Most of us had one somewhere in our life. Nudging us, inspiring us or even pushing us to a certain direction. There is someone, near or distant, whose success story and philosophy we subconsciously hope to replicate and outdo. That person is our “light”. Many people are lucky, with plenty of examples around them – father, mother, grandmas, grandpas, aunts, cousins, older friends.

I have been that light to my siblings. In me, they saw and example, or maybe a target to overtake. Now that I failed, the effect is terrible.

They are not sure what has happened to me. The workaholic suddenly sat at home, slept and slept and slept. My words have been unreliable. One moment was it was just going to be a 3 month break to work on my thesis. And then the 3 months went to on 6 months and now more than a year has passed.

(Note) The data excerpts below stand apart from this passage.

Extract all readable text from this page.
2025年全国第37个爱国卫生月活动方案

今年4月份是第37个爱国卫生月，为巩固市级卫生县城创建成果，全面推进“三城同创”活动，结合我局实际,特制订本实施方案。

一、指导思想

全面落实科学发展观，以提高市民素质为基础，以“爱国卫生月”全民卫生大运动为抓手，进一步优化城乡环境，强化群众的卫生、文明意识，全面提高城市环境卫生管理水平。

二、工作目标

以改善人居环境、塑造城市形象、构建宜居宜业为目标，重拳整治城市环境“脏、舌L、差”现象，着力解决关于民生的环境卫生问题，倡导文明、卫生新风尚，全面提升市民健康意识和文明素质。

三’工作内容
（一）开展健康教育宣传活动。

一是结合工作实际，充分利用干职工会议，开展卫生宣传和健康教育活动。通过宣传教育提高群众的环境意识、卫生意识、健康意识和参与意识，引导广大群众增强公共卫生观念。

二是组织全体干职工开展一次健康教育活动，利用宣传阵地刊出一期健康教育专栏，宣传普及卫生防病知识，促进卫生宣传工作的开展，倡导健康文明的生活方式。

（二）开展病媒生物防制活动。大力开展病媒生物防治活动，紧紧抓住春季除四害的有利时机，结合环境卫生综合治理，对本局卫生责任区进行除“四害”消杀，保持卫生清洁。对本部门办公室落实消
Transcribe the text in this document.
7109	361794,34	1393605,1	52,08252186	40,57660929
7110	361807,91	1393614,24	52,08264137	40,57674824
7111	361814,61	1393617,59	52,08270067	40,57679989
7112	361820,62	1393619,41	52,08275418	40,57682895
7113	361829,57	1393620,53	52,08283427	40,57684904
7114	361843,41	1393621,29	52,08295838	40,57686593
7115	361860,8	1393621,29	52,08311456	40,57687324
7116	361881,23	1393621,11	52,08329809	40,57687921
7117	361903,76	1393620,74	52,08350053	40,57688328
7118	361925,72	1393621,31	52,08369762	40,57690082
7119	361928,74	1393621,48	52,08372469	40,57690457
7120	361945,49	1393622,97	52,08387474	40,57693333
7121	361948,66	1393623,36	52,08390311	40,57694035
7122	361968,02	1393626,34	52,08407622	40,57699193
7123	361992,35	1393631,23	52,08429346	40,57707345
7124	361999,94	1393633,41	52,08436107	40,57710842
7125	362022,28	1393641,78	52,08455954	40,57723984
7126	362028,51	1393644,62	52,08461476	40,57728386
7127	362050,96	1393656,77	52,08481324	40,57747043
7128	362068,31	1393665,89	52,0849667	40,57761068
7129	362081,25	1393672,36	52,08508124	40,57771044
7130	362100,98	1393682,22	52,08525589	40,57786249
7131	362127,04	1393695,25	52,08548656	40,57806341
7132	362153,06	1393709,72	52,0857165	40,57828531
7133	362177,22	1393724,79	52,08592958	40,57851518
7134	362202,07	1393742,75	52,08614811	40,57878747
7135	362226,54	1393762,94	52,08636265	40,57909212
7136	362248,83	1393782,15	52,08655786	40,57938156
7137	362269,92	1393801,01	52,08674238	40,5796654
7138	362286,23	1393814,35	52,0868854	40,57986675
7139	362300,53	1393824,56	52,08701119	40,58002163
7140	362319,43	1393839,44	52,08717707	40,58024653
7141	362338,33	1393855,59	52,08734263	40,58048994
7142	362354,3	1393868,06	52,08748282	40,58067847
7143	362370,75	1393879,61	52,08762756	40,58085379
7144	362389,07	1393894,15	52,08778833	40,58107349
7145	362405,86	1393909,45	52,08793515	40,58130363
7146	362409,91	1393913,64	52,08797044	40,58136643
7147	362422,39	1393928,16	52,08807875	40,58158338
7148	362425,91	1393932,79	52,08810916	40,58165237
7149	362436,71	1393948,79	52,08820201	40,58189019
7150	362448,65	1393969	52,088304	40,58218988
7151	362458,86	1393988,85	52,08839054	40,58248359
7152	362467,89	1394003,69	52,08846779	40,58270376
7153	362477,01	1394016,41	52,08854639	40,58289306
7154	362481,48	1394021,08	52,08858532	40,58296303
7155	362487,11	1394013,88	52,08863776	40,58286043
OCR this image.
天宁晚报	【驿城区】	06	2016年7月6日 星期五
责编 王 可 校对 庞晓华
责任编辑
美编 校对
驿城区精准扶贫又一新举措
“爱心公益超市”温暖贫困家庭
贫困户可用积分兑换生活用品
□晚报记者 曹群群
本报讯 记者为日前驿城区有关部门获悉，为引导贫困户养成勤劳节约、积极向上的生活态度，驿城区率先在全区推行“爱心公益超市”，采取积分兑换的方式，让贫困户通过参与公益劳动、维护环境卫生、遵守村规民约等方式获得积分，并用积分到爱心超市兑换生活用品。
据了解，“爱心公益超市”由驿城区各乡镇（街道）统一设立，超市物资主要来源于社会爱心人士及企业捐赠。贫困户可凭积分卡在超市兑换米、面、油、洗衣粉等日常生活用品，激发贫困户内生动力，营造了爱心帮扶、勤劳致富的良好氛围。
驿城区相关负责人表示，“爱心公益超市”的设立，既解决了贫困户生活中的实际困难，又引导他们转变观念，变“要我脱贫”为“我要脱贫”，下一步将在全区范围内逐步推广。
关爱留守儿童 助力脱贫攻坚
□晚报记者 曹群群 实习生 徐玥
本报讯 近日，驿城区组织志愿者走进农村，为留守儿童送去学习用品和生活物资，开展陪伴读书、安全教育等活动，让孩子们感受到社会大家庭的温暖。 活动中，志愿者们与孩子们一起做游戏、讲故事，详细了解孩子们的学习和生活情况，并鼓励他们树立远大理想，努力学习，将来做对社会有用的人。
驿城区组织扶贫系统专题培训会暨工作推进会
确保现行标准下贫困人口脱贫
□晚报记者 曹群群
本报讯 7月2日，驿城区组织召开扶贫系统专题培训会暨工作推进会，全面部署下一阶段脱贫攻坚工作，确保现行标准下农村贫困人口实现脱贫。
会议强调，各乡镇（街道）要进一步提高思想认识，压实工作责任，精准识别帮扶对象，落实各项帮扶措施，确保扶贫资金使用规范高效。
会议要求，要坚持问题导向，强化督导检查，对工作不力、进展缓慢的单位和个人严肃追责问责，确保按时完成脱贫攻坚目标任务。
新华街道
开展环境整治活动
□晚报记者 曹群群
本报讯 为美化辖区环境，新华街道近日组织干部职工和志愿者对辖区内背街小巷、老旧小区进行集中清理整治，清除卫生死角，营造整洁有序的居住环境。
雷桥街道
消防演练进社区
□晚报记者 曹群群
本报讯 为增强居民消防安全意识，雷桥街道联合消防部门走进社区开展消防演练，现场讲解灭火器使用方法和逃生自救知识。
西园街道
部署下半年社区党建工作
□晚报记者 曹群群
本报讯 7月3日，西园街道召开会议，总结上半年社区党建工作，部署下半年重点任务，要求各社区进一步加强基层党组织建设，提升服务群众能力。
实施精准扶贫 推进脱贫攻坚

Both of them seemed so lost, and there is no one at home, no one near who understands their situation and could motivate them. People would not understand the contradictions in our lives.

Fibromyalgia not only takes us, the so called “fibromites” down. Look around, look harder and you will realise that many of us had been the pillar of strength in our families. Although it is common that life had been stressful to us, we had managed to cope well, exceptionally well until fibro or CFS strike. To dismiss these conditions as psychosomatic and trying to dose us with anti-depressants or anti-anxiety medications is a crime!!!